Could working near home be the new working from home?

Co working

The coronavirus pandemic has catapulted us into a nation of remote workers, with companies realising that the vast majority of teams don’t always need to be in the same place all the time to function effectively.

And while employees may have initially grumbled and found a new unfamiliar challenge grappling the difficulties of working from home – with distractions of children and pets, a loss of camaraderie, discomfort from hours spent working at a kitchen table, and a lack of differentiation between work life and home life – they are also reluctant to go back: only 34% of British office workers have returned to the office, according to a survey by Morgan Stanley, compared to 83% in France.

With TUC analysis putting average daily commutes at close to an hour in the UK – and almost an hour and a half in London – it should come as little surprise that staff are looking to eke this out for as long as they can. For many, the benefits of working from home, in terms of increased time spent on leisure, exercise and with the family, outweigh the disadvantages. But for the long term, a compromise needs to be found.

Research by Engaging Works found that almost two thirds of employees want a split between remote working and time spent in the office following the pandemic. While it’s probable that the workplace of the future will involve increased flexibility in terms of working hours and location, one thing that is unlikely to change is the need for professional working environments and for teams to meet up at least occasionally. Being alone can provide a good environment for tasks such as writing reports and doing research, but for collaboration, brainstorming and problem solving, the office wins every time.

With employees likely only to be coming into offices for part of the week and a growing preference for less dense locations and those that can be reached without taking public transport, what businesses look for in a workplace is shifting.

The challenge is that what companies now want is a rarity. A rapid transformation in the concept of what makes a desirable workplace has seen non-city-centre locations rise in popularity: flexible workspace provider BizSpace, which operates centres principally in out-of-town locations, recently reported 26% more enquiries than its pre-lockdown average, highlighting a surge in demand for local working. But firms don’t want to compromise on quality and too many out-of-city-centre buildings fail to deliver the kind of space modern businesses want.
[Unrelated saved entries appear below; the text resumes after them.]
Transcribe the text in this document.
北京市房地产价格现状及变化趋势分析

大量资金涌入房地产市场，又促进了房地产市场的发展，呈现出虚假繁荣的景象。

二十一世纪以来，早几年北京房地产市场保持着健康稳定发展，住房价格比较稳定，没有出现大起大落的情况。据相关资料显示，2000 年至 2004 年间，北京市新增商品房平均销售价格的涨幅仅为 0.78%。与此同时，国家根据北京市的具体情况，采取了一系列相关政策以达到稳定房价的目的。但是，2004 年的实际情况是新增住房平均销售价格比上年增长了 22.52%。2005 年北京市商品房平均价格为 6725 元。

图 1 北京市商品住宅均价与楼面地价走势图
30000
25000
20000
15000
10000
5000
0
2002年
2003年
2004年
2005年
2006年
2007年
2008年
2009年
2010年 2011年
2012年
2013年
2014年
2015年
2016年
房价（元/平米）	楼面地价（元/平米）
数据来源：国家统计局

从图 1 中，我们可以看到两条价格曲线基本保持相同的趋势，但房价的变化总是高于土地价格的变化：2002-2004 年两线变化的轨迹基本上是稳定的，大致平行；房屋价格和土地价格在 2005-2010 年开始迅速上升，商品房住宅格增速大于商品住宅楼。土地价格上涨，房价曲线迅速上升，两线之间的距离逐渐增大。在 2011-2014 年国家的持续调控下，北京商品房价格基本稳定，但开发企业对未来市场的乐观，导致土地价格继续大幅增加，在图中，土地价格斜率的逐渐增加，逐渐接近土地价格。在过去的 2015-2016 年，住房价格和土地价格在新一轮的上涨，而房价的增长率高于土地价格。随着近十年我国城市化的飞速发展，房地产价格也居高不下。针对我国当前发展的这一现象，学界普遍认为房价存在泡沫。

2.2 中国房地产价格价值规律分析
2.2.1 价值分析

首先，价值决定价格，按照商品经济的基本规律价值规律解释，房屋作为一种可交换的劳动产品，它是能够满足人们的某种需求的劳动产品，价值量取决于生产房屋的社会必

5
After all, an office is a key tool for attracting talent. With more people working from home for more of the time, an office that provides a strong sense of brand identity and that makes people want to leave their homes and come into work has never been so important. Creating a wow-factor space in a non-city-centre location is likely to be more cost effective, but there are fewer new, design-focused, ready-to-move-into spaces in these areas, because there simply wasn’t as much demand for them previously.

Access to green space is also rising up the agenda. The pandemic has made us all more attuned to the wellness advantages of spending time outside. A UK study has shown that working in an environment with greenery and natural elements improves productivity by 15%, while a report by The University of Michigan found that having the option of going outside, even in the cold, improved memory and attention and that in workplaces designed with nature in mind, employees took less time off sick.

At Alconbury Weald, our tenants tell us it’s the combination of green space with the kind of offices and quality of amenities – including a gym and café – you’d find in a city centre that attracts them to work here. The location, at the meeting point of the A1, A14 and A141, and within easy reach of Huntingdon rail station, has also proved popular as people have started to return to work following lockdown. Spaces like this, that bring first-rate office space together with an environment meaning workers can go for a run, cycle ride or picnic on their lunch break, have demonstrated their resilience and are only likely to prove more popular as companies further embrace the power of technology to make work more flexible.

Research by the Office of National Statistics found that the number of Londoners leaving the city has reached a 10-year high. Significant reasons for this increase are that businesses are drawing talented professionals out with attractive job offers in attractive settings and that flexible working means they can work in a London job while living in a location that offers them a better quality of life at a lower cost.

There was a time when having a lucrative job generally meant travelling into a city centre each day. But factors such as technology, sustainability and, most recently, health and wellbeing, mean that attitudes have started to change. As people realise they can work from anywhere – and employers realise that offering flexibility gives them access to a broader, nationwide talent pool – high-quality offices within local communities could quickly become the future for post-pandemic working, whether as co-working hubs where people can work locally in a professional environment, or as places where companies can create a wow-factor base to bring together remote teams to collaborate and be creative.

Joe Dawson is Senior Development Manager at Urban&Civic, a master developer which is currently creating new mixed-use communities at Alconbury Weald in Huntingdonshire and Wintringham in St Neots.